Japan Geoscience Union Meeting 2019

Presentation information

[E] Poster

S (Solid Earth Sciences ) » S-CG Complex & General

[S-CG48] Science of slow earthquakes: Toward unified understandings of whole earthquake process

Wed. May 29, 2019 10:45 AM - 12:15 PM Poster Hall (International Exhibition Hall8, Makuhari Messe)

convener:Satoshi Ide(Department of Earth an Planetary Science, University of Tokyo), Hitoshi Hirose(Research Center for Urban Safety and Security, Kobe University), Kohtaro Ujiie(Graduate School of Life and Environmental Sciences, University of Tsukuba), Takahiro Hatano(Earthquake Research Institute, University of Tokyo)

[SCG48-P19] Slow decay of postseismic deformation compared with aftershocks following the 2011 Tohoku-oki Earthquake

*Yuta Mitsui1, Shunsuke Morikami2 (1.Department of Geosciences, Shizuoka University, 2.Formerly at Graduate School of Science and Technology, Shizuoka University)

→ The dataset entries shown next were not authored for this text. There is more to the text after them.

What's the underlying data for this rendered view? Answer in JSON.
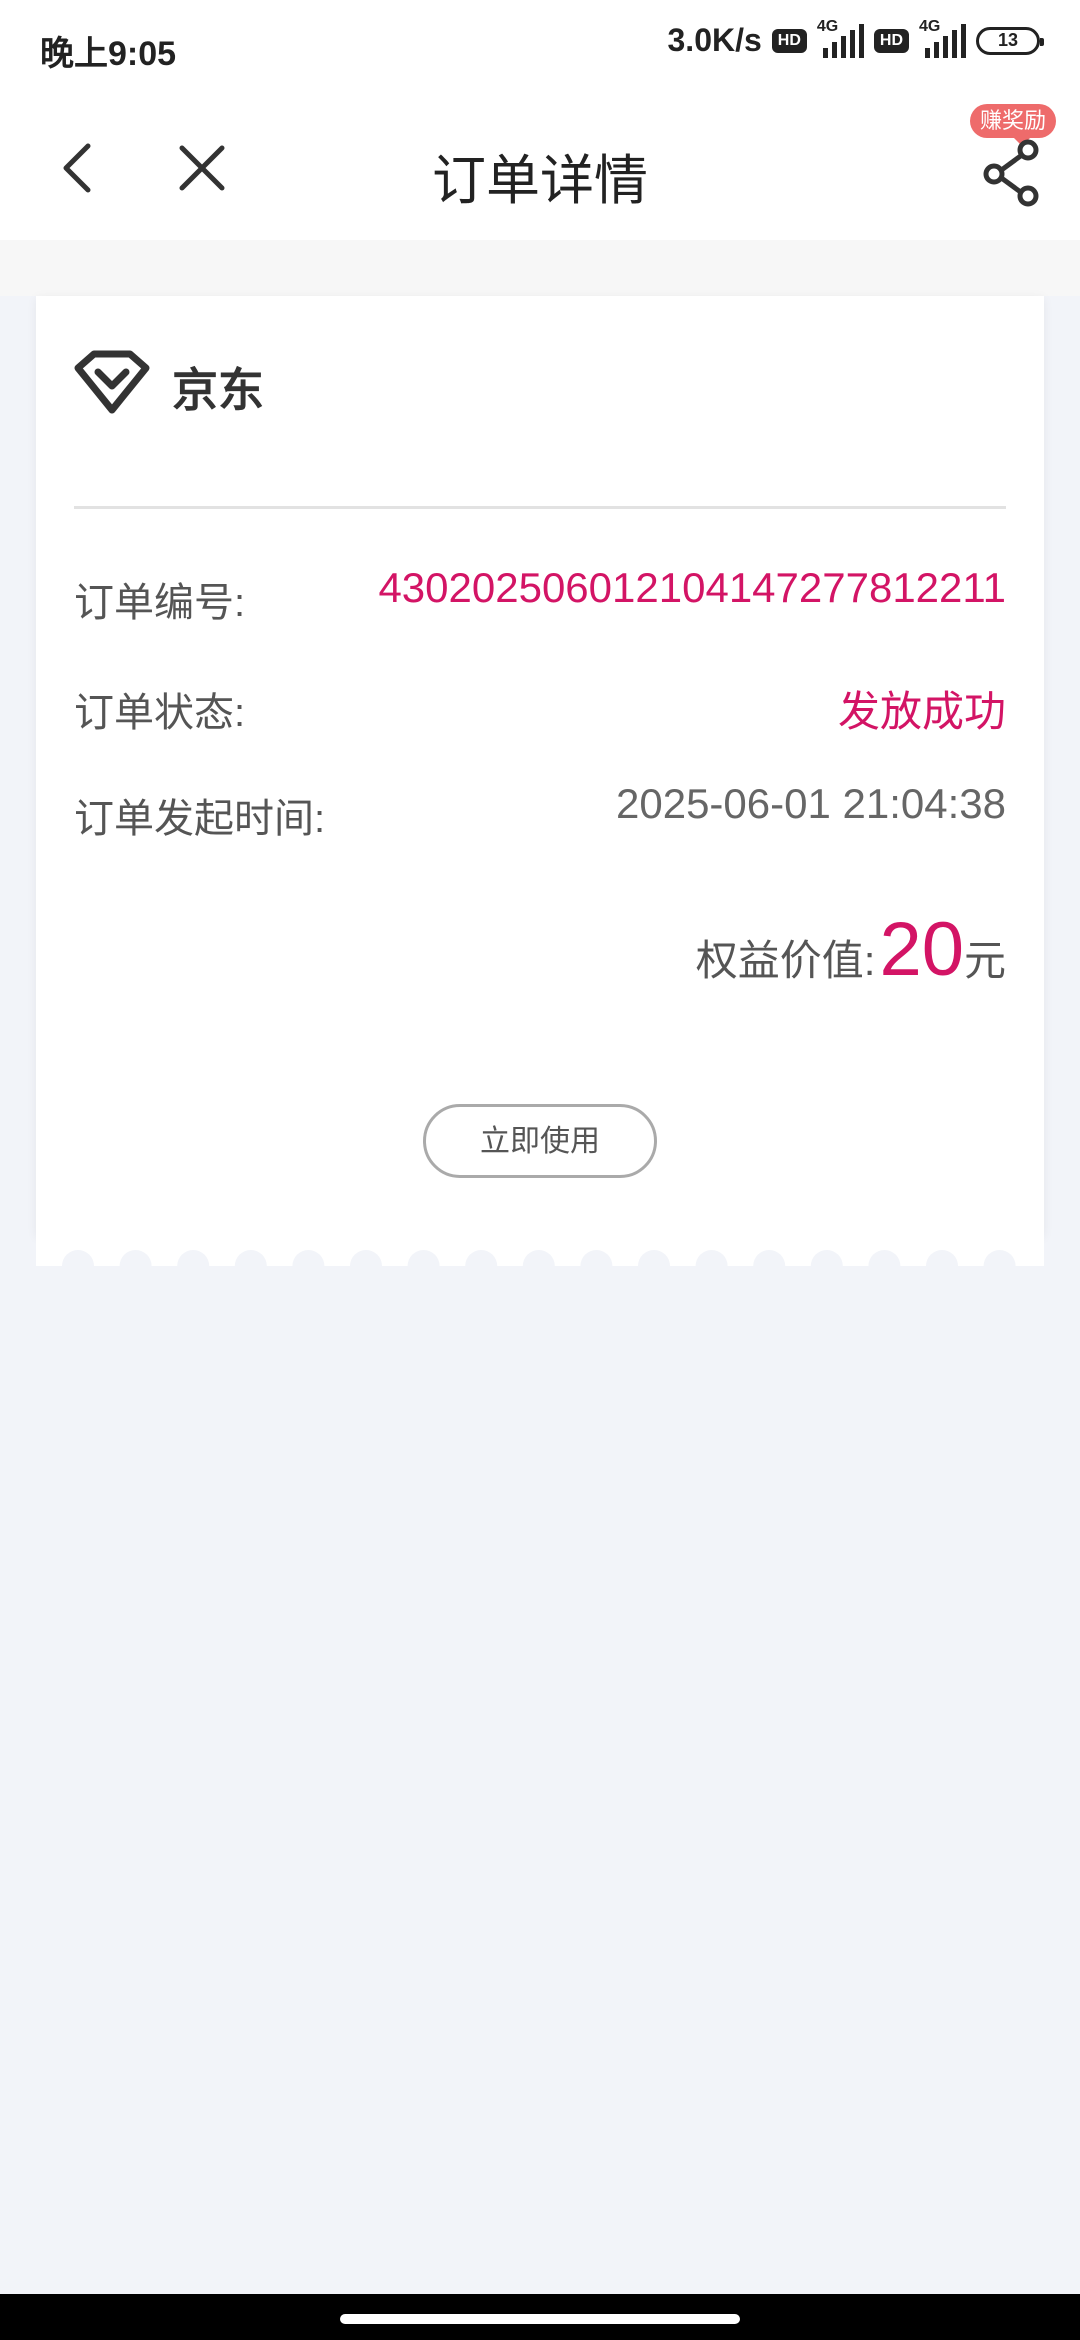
{
  "status_bar": {
    "time": "晚上9:05",
    "speed": "3.0K/s",
    "hd_badge_1": "HD",
    "hd_badge_2": "HD",
    "network_1": "4G",
    "network_2": "4G",
    "battery": "13"
  },
  "nav": {
    "title": "订单详情",
    "back_icon": "chevron-left-icon",
    "close_icon": "close-icon",
    "share_icon": "share-icon",
    "reward_badge": "赚奖励"
  },
  "order": {
    "brand_logo_icon": "jd-diamond-logo-icon",
    "brand_name": "京东",
    "order_no_label": "订单编号:",
    "order_no_value": "430202506012104147277812211",
    "status_label": "订单状态:",
    "status_value": "发放成功",
    "time_label": "订单发起时间:",
    "time_value": "2025-06-01 21:04:38",
    "price_label": "权益价值:",
    "price_value": "20",
    "price_unit": "元",
    "use_button": "立即使用"
  },
  "colors": {
    "accent": "#d31465",
    "reward_badge": "#ee6b6b",
    "background": "#f2f4f9"
  }
}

Keywords:aftershocks, postseismic deformation, afterslip, viscoelastic relaxation, the 2011 Tohoku Earthquake

In the literature, decays of postseismic deformation rates of large earthquakes were almost comparable to aftershock decays for subduction earthquakes (e.g. Hsu et al. (2006), Lange et al. (2014)). They are characterized by the modified Omori law with p~1, which means "afterslip-triggerred aftershocks". In this study, we focus on the 2011 Tohoku-oki megathrust earthquake using GNSS and seismicity data. On the basis of high-rate analysis of RINEX data and the F3 solution provided by the Geographical Survey Institute (GSI), we clarify the characteristics of postseismic deformation and aftershocks up to five orders of magnitude of time scale. We find that the p value for the postseismic deformation (pm) is ~0.7, by contrast, that for the aftershocks (pn) is ~1. Because a rate-and-state-friction model (Helmstetter and Shaw (2009)) predicted pm>=pn, another or an additional physical mechanism is necessary to explain the data of pm<pn. One important mechanism is viscoelastic relaxation of asthenosphere, thus we try fitting the postseismic deformation data by combination of afterslip and viscoelastic relaxation (a model of Suito (2017)). The fitting is not poor but fails to reproduce the Omori-like decay. More complex combination models may improve the fitting, but would not make simple Omori-like power-law decays. We need more sophisticated physical model to represent the decay characteristics of postseismic deformation.